Living on one acre of land that’s mostly lawn, you can imagine that I cut a lot of grass in the summer. Often the grass gets too long and starts leaving huge clumps after the mower, so we rake it up to add to the compost pile. If you’ve ever stuck your hand in a pile of freshly mown grass, you’ll notice that it heats up very quickly. You won’t want to put green grass clippings directly in your garden or even right next to the stems of tender plants, or they’ll get scorched! Let the grass break down for a bit before adding it to the garden. If your garden is done in the fall until the next spring, you can spread it out and let it break down over the winter too.

4. Leaves

I’ve heard it been said that leaves are like flecks of nutrient-dense bio-gold that drop to our feet, calling for us to pick them up! A TED Talk I watched once explained that a 2-inch layer of leaf compost provides all the nutrition needed by plants for an entire growing season. With the loads of leaves coming off the trees on my property as well as my next-door neighbors’, it’s a gold rush!  We just run our mower over the leaves, cutting and bagging them in one go, then just dump it into our garden beds for the winter. Digging for gold has never been easier!  (And to think people pay MONEY for people to come haul their gold away!)

5. Woodchips

Ever noticed the big wood chipping trucks that clear branches for the power lines? Did you know that many times they are LOOKING for places to dump their loads of woodchips? Often they are DELIGHTED to give you all the woodchips you can hope for, delivered straight to your house for FREE! I happened to catch one such truck last year that gave me a heaping pile of woodchips that I’m still using today. Obviously, you would need a decent sized lot to be able to store a pile of woodchips, so this might not work for everyone.

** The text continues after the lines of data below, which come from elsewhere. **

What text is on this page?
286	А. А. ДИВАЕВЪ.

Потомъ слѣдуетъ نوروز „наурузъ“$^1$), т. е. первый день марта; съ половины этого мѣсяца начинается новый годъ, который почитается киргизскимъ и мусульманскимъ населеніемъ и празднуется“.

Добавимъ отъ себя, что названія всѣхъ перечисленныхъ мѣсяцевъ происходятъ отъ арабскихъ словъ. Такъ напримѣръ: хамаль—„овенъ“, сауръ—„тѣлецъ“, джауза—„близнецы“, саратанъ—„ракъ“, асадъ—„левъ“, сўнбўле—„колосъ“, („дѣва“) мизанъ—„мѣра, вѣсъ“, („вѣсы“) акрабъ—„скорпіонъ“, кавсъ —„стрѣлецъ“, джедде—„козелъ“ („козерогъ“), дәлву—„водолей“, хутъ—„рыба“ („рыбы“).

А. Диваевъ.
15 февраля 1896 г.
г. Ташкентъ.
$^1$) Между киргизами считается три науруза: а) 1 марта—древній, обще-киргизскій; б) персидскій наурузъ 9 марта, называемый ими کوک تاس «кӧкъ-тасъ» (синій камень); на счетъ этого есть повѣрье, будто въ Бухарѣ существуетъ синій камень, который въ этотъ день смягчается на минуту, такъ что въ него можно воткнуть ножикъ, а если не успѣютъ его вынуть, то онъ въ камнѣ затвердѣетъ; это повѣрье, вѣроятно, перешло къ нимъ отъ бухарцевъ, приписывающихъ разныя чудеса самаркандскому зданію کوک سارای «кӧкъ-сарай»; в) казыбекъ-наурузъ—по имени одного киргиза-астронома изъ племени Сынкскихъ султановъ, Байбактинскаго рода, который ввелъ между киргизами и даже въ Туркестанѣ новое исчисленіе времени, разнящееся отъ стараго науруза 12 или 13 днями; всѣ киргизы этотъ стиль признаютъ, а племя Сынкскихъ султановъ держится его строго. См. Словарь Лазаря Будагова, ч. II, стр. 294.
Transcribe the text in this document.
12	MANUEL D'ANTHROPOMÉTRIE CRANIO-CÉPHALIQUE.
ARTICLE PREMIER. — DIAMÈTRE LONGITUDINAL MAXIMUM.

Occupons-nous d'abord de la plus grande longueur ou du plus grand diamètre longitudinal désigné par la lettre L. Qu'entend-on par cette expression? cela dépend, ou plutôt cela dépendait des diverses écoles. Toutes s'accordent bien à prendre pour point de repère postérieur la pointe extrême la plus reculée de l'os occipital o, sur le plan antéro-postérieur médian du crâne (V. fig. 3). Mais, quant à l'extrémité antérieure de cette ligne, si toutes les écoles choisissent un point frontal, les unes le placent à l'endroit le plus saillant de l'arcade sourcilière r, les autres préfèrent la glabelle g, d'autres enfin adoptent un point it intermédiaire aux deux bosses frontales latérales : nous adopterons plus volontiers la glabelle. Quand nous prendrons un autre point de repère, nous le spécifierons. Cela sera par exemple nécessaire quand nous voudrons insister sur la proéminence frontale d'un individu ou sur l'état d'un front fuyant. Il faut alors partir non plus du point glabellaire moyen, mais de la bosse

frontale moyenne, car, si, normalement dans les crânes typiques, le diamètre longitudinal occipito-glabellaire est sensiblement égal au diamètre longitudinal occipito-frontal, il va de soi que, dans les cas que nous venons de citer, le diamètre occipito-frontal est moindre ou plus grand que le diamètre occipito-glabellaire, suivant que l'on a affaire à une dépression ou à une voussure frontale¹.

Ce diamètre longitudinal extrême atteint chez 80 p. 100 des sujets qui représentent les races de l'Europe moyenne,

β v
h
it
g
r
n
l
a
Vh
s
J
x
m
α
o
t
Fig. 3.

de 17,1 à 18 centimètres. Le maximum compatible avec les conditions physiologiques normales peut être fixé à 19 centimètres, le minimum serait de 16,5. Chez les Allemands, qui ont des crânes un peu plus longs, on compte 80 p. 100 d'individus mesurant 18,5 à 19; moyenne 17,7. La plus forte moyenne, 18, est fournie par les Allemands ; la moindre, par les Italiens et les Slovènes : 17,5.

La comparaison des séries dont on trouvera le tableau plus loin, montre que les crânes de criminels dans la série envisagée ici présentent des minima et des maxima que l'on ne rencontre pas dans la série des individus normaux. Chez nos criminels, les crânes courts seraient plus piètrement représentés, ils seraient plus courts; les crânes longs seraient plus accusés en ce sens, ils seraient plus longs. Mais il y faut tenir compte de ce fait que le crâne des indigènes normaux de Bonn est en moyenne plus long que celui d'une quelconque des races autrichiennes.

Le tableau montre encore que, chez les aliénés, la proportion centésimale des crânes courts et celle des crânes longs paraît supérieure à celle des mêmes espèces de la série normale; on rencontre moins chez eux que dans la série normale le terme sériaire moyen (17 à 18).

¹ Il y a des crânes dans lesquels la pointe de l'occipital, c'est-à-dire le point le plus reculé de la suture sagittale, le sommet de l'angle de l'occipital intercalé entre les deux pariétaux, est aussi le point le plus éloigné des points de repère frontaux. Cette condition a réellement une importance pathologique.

Woodchips can contain big chunks and so don’t break down very quickly even in the standard compost pile—that also means they aren’t good for mixing in directly to the garden soil. So we use woodchips as a mulch on top of the soil in strategic locations such as around our fruit trees and berry bushes. They help with moisture retention, keeping the roots cool in summer and warm in winter, and also as weed control. Of course, over time the woodchips still break down nicely into compost to feed the soil. It’s like a slow-release nutrition supplement.

6. Manures

Do you have any friends who own livestock? Horses? Cows? Sheep? Rabbits? Alpacas? We live in a rural area and have friends who own lots of animals. Basically, what comes out of the back end of those animals can be great additions into the garden! The key to remember is that most manures are actually just grass clippings that’s been slightly more “processed”.  So that means horse, cow, sheep, chicken, etc. manures need to be composted first or else they will scorch your plants. The two exceptions that I’m aware of are rabbit and alpaca/llama manure. These amazing creatures somehow have specialized digestive properties that make their poo-poo less scorching and can be spread directly out in the garden. So we found a rabbit farm nearby that sells rabbit pellets for cheap and we also visit some friends’ farm to scoop up what they call “llama beans” generated by their llamas and alpacas.

Turning Trash into Treasure

Building up our garden soil doesn’t require purchasing big bags of expensive chemical fertilizers.  In fact, we probably SHOULDN’T do that!  You’ll notice that pretty much everything we listed are actually waste byproducts of some sort. What a wonderful system where the best inputs to build the soil are simply waste products from somewhere else!  Turning trash into treasure is a sure way to save the crumbs, and it’s never easier to do than in the garden.

Do you have a garden? What do you do to improve your soil?